With this perhaps. That Granny believes in letting sleeping dogs lie. Beloved - alas - doesn't. He discovered recently that they haven't been getting any water bills lately. He doesn't know if they have ever had water bills here - no way of finding out, because it turns out he throws all bills away. The water's been flowing none the less - whenever it does flow, which is not always the case here - the water company is something else: all utility companies here are something else. Meaning that you confront them, get embroiled with them for any reason whatsoever at your peril. The local consensus in such cases therefore is: do nothing - if it's not broke don't fix it - always Granny's own activity of choice; you can see she has Spanish blood. Beloved does not have Spanish blood - merely Scots and Irish. He could not/would not let well alone. Suppose our predecessors have been paying the bills? Suppose they sue us? (Like hell they've been playing the bills. The predecessors are canny developers from Surrey. They do not pay other people's bills, even by mistake.) Oh we must go and see the gestor (a necessary fellow here who mediates between the consumer and bureaucracy - Beloved is always communing with the gestor; he loves things like that; though it costs him.) Oh we must get a lawyer to find out our position. (More expense.) Oh we must go to the water company and get it sorted out.

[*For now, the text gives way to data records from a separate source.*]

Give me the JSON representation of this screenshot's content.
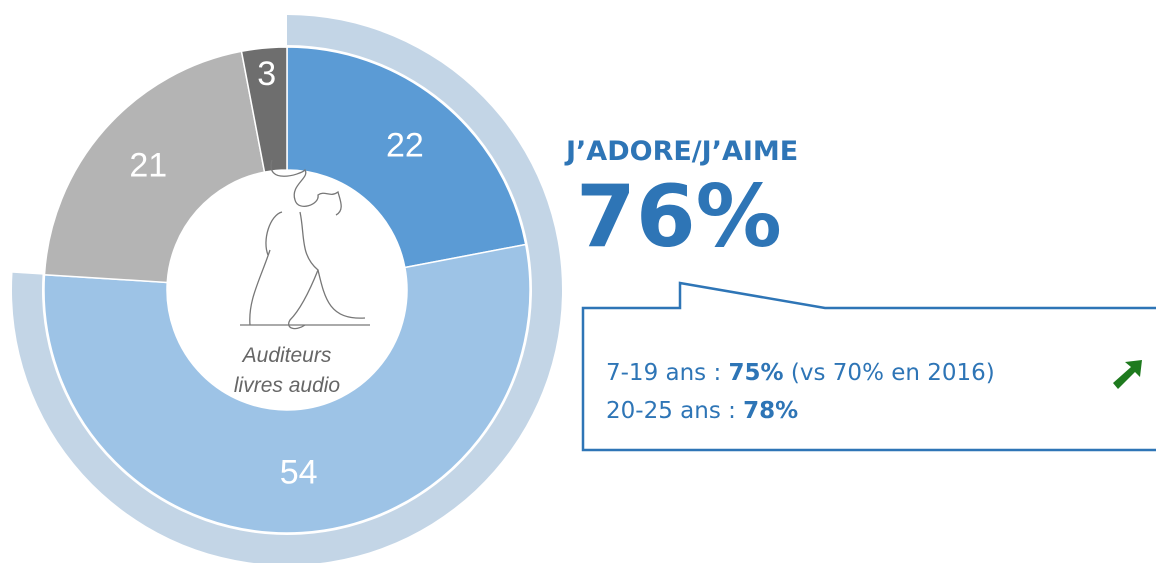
{
  "chart_data": {
    "type": "donut",
    "values": [
      22,
      54,
      21,
      3
    ],
    "colors": [
      "#5b9bd5",
      "#9dc3e6",
      "#b4b4b4",
      "#6e6e6e"
    ],
    "center_label": [
      "Auditeurs",
      "livres audio"
    ],
    "outer": {
      "value": 76,
      "value_label": "76%",
      "color": "#c3d5e6"
    },
    "side": {
      "title": "J’ADORE/J’AIME",
      "lines": [
        {
          "prefix": "7-19 ans : ",
          "value": "75%",
          "note": " (vs 70% en 2016)"
        },
        {
          "prefix": "20-25 ans : ",
          "value": "78%"
        }
      ]
    }
  }
}
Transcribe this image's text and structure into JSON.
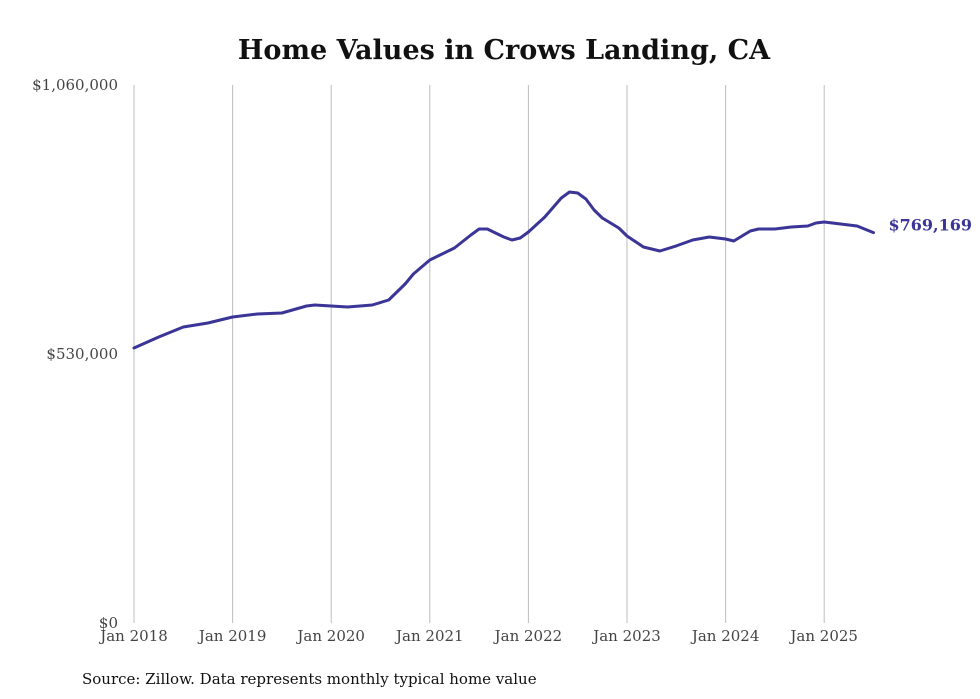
{
  "chart_data": {
    "type": "line",
    "title": "Home Values in Crows Landing, CA",
    "xlabel": "",
    "ylabel": "",
    "ylim": [
      0,
      1060000
    ],
    "y_ticks": [
      "$0",
      "$530,000",
      "$1,060,000"
    ],
    "y_tick_values": [
      0,
      530000,
      1060000
    ],
    "x_ticks": [
      "Jan 2018",
      "Jan 2019",
      "Jan 2020",
      "Jan 2021",
      "Jan 2022",
      "Jan 2023",
      "Jan 2024",
      "Jan 2025"
    ],
    "x_tick_values": [
      2018,
      2019,
      2020,
      2021,
      2022,
      2023,
      2024,
      2025
    ],
    "grid": "vertical",
    "end_label": "$769,169",
    "line_color": "#3a3596",
    "series": [
      {
        "name": "Typical home value",
        "x": [
          "2018-01",
          "2018-04",
          "2018-07",
          "2018-10",
          "2019-01",
          "2019-04",
          "2019-07",
          "2019-10",
          "2019-11",
          "2020-01",
          "2020-03",
          "2020-06",
          "2020-08",
          "2020-10",
          "2020-11",
          "2021-01",
          "2021-04",
          "2021-06",
          "2021-07",
          "2021-08",
          "2021-10",
          "2021-11",
          "2021-12",
          "2022-01",
          "2022-03",
          "2022-05",
          "2022-06",
          "2022-07",
          "2022-08",
          "2022-09",
          "2022-10",
          "2022-12",
          "2023-01",
          "2023-03",
          "2023-05",
          "2023-07",
          "2023-09",
          "2023-11",
          "2024-01",
          "2024-02",
          "2024-04",
          "2024-05",
          "2024-07",
          "2024-09",
          "2024-11",
          "2024-12",
          "2025-01",
          "2025-03",
          "2025-05",
          "2025-07"
        ],
        "values": [
          541900,
          563500,
          583200,
          591100,
          602900,
          608800,
          610800,
          624600,
          626600,
          624600,
          622600,
          626600,
          636400,
          667900,
          687700,
          715200,
          738900,
          764500,
          776300,
          776300,
          760500,
          754600,
          758600,
          770400,
          800000,
          837400,
          849200,
          847300,
          835400,
          813800,
          798000,
          778300,
          762500,
          740900,
          733000,
          742900,
          754600,
          760500,
          756600,
          752700,
          772400,
          776300,
          776300,
          780300,
          782200,
          788100,
          790100,
          786100,
          782200,
          769169
        ]
      }
    ],
    "source": "Source: Zillow. Data represents monthly typical home value"
  }
}
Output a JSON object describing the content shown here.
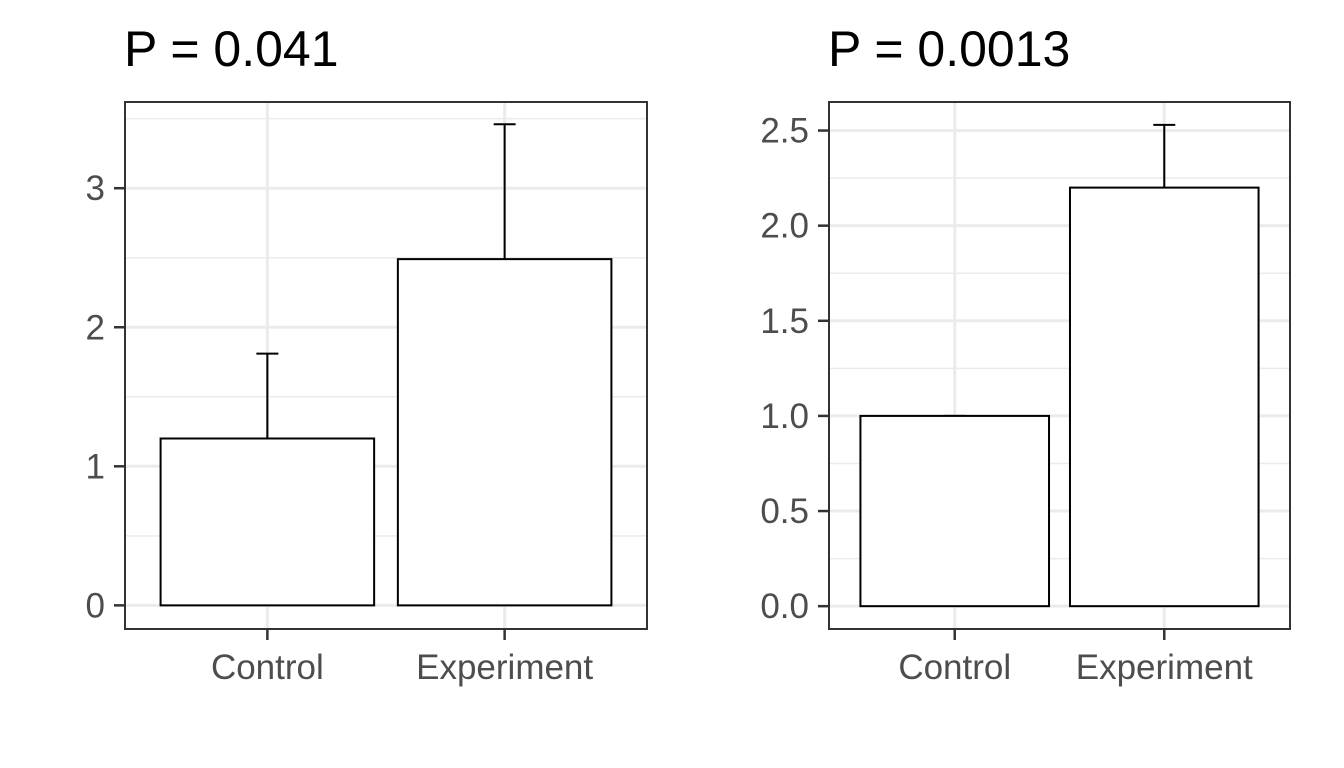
{
  "chart_data": [
    {
      "type": "bar",
      "title": "P =  0.041",
      "xlabel": "",
      "ylabel": "",
      "categories": [
        "Control",
        "Experiment"
      ],
      "values": [
        1.2,
        2.49
      ],
      "error_upper": [
        1.81,
        3.46
      ],
      "ylim": [
        -0.17,
        3.62
      ],
      "yticks": [
        0,
        1,
        2,
        3
      ],
      "ytick_labels": [
        "0",
        "1",
        "2",
        "3"
      ],
      "grid": true,
      "bar_fill": "#ffffff",
      "bar_stroke": "#000000",
      "grid_color": "#ebebeb"
    },
    {
      "type": "bar",
      "title": "P =  0.0013",
      "xlabel": "",
      "ylabel": "",
      "categories": [
        "Control",
        "Experiment"
      ],
      "values": [
        1.0,
        2.2
      ],
      "error_upper": [
        1.0,
        2.53
      ],
      "ylim": [
        -0.12,
        2.65
      ],
      "yticks": [
        0,
        0.5,
        1,
        1.5,
        2,
        2.5
      ],
      "ytick_labels": [
        "0.0",
        "0.5",
        "1.0",
        "1.5",
        "2.0",
        "2.5"
      ],
      "grid": true,
      "bar_fill": "#ffffff",
      "bar_stroke": "#000000",
      "grid_color": "#ebebeb"
    }
  ]
}
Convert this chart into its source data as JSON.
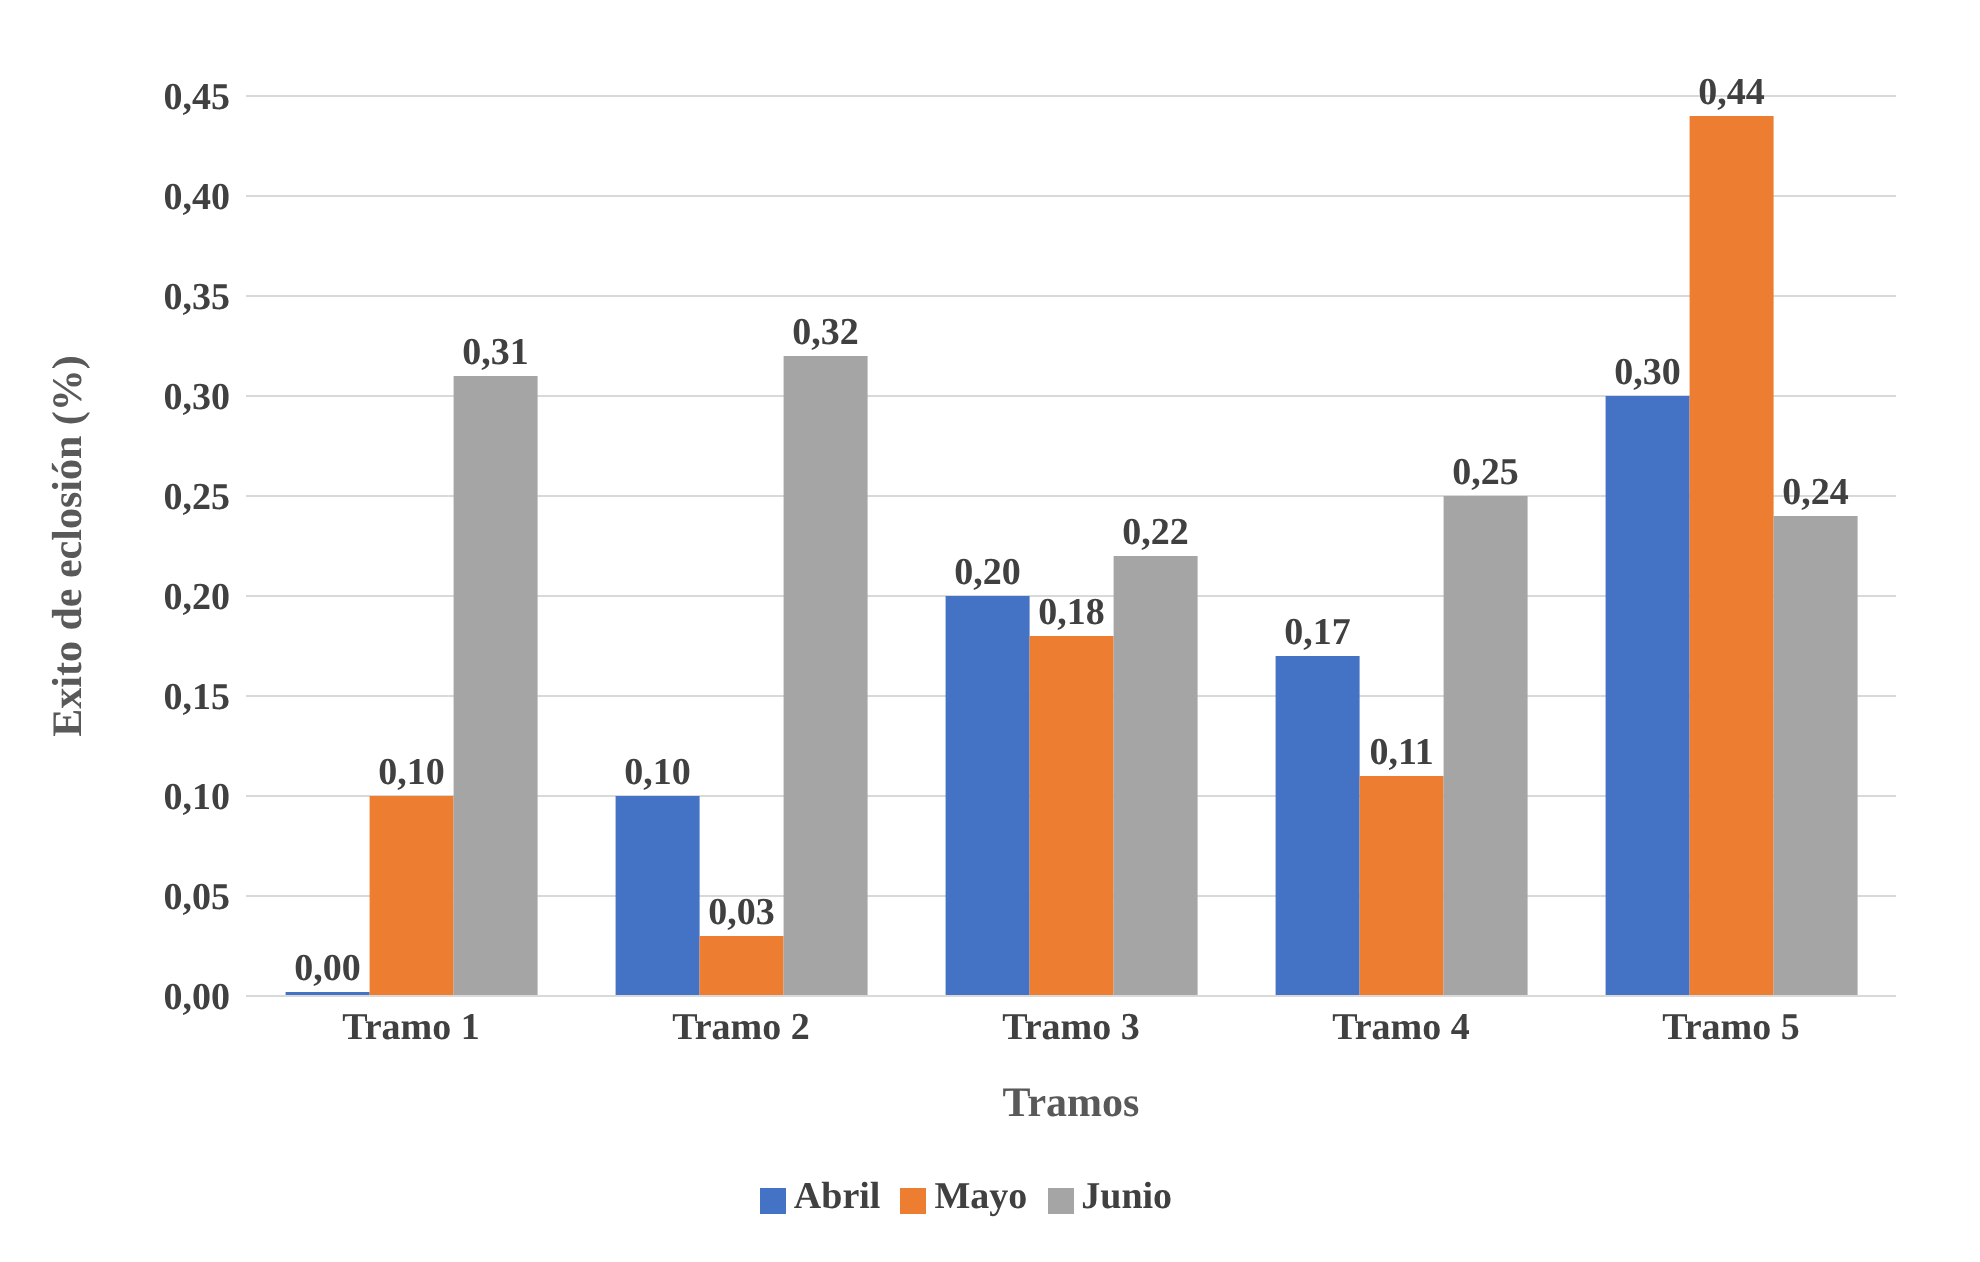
{
  "chart_data": {
    "type": "bar",
    "xlabel": "Tramos",
    "ylabel": "Exito de eclosión (%)",
    "categories": [
      "Tramo 1",
      "Tramo 2",
      "Tramo 3",
      "Tramo 4",
      "Tramo 5"
    ],
    "series": [
      {
        "name": "Abril",
        "color": "#4472c4",
        "values": [
          0.0,
          0.1,
          0.2,
          0.17,
          0.3
        ],
        "value_labels": [
          "0,00",
          "0,10",
          "0,20",
          "0,17",
          "0,30"
        ]
      },
      {
        "name": "Mayo",
        "color": "#ed7d31",
        "values": [
          0.1,
          0.03,
          0.18,
          0.11,
          0.44
        ],
        "value_labels": [
          "0,10",
          "0,03",
          "0,18",
          "0,11",
          "0,44"
        ]
      },
      {
        "name": "Junio",
        "color": "#a5a5a5",
        "values": [
          0.31,
          0.32,
          0.22,
          0.25,
          0.24
        ],
        "value_labels": [
          "0,31",
          "0,32",
          "0,22",
          "0,25",
          "0,24"
        ]
      }
    ],
    "ylim": [
      0,
      0.45
    ],
    "yticks": [
      {
        "value": 0,
        "label": "0,00"
      },
      {
        "value": 0.05,
        "label": "0,05"
      },
      {
        "value": 0.1,
        "label": "0,10"
      },
      {
        "value": 0.15,
        "label": "0,15"
      },
      {
        "value": 0.2,
        "label": "0,20"
      },
      {
        "value": 0.25,
        "label": "0,25"
      },
      {
        "value": 0.3,
        "label": "0,30"
      },
      {
        "value": 0.35,
        "label": "0,35"
      },
      {
        "value": 0.4,
        "label": "0,40"
      },
      {
        "value": 0.45,
        "label": "0,45"
      }
    ],
    "grid": "y",
    "legend": "bottom"
  }
}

DON'T GO NEAR THE WATER COMPANY is stated loudly and clearly by everyone, all locals etc, who knows the score. Which might sound strange to you out there in places like the UK, USA, Oz, wherever, but this isn't even Spain, darlings, this is the Canaries, and they do things differently - very differently - here, or rather, as in this case, DON'T do them, very differently here. But Beloved is Scots, as said, and is not taking advice from anyone, least of all Granny. Off he goes. To be told there's no sign of a contract with them etc etc - in other words the water company have been supplying their produce all these years to some place that according to them does not exist, to people who according to them do not exist - this despite the very same company having installed a meter and the equipment via which the water is pumped in at the non-existent house and even, once or twice, having come and fixed the water problems from time to time for the people whom they claim do not exist. And now, guess what, they have disabled the meter and the equipment that doesn't exist: there's a big red tag attached to the water box at the bottom of Granny's driveway. Which means they have cut the water off. Without, of course, informing the non-existent people they are going to turn their water off. All Granny and Beloved knew was that, suddenly, there wasn't any water. This was/is awkward.

Now what? Endless hasslings. Vast bills. Take local advice, Beloved. Leave well alone in future. Please. He and some language assistance are down at the water company's ranch this very moment trying to sort something out. Some hope. Meantime it looks like their house will need a visit from the big blue water tanker - the resource of choice - an expensive one - for places and people that according to the water company do not exist; the equivalent of paying for your electricity by pre-paid meter and we all, in England, know about that.

But at least Granny doesn't for the moment have to wrestle with recalcitrant linen.

What a relief.

And at least it's raised her adrenaline to the extent she has managed to write this: which may or may not be a good thing. She couldn't say.

(And, by the way, she knows all these matters are trivial, mostly, compared to the wretchedness of many, at home and abroad. But she does just wish they didn't get her down so. As they do.)